Rau rangatira mā, e kui mā, e koro mā, e huihui nei, tēnei aku mihi māhana ki a koutou. Nau mai, haere mai ra ki Te Whare Kawana o Te Whanganui-a-Tara.
Distinguished guests, ladies and gentlemen – warm greetings to you all, and welcome to Government House Wellington.
I’d like to specifically acknowledge: Gillian, Lady Deane; Hongzhi Gao, Virtuoso Strings Trustee; Graeme Ogilvie, Virtuoso Strings Trustee; Joyce Fuatavai, Former Virtuoso Strings Trustee; Lila Crichton Junior, Featured Performer.
During my time as Governor General, I hope to ensure Government House is a place all New Zealanders feel welcome and a sense of belonging.
In that spirit, Dr Davies and I are so pleased to be able have you here this evening, for this pre-Christmas treat.
I think the past two years have made us all appreciate the joy and unifying power of attending live performances. I’m very excited to hear our students play in just a few moments.
First, though, I do want to take this opportunity to acknowledge Elizabeth, Director of Education at Virtuoso Strings, and everyone who makes this programme possible.
I know that the work involved in sustaining these kinds of initiatives is often not glamourous. I know it can involve long hours, overflowing inboxes, and complicated funding applications. But I know these things are done with an understanding of the powerful impact music can have on young people’s lives.
Through Virtuoso Strings, you give students a priceless gift – the ability to express themselves through music. You also give them an appreciation of the power of collaboration, commitment, and creativity.
These qualities are not only important in the arts, but across every facet of life – and will be essential whether students choose to become concert violinists, teachers, or businesspeople.
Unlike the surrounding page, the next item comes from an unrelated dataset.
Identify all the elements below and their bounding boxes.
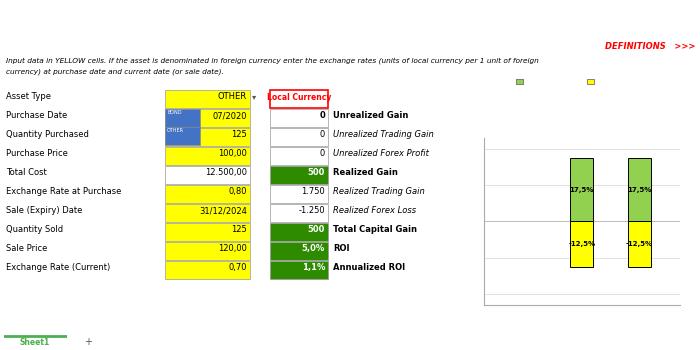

From my previous work in universities and as Children’s Commissioner, I’ve learned there are few greater or sadder wastes than wasted potential. And I know there are many talented young people around the country who don’t have the kinds of opportunities that Virtuoso Strings provide – who don’t have the support, or the platform, to be able express themselves and explore their creativity.
That’s something I hope will continue to change, and why Virtuoso Strings’ work is so precious.
The importance of access to the arts can be found in the whakataukī: ‘he toi whakairo, he mana tangata’ – ‘where there is artistic excellence, there is human dignity.’ This is something Virtuoso Strings clearly understands.
I want to finish by wishing you, the students, all the best, for whatever the future holds, and whichever path you choose to follow.
Hold fast to those things that bring you joy, work hard, help others whenever you can – and I am certain you will have bright and happy futures ahead.
I wish you all a safe and joyful festive season. Kia ora huihui tātou katoa.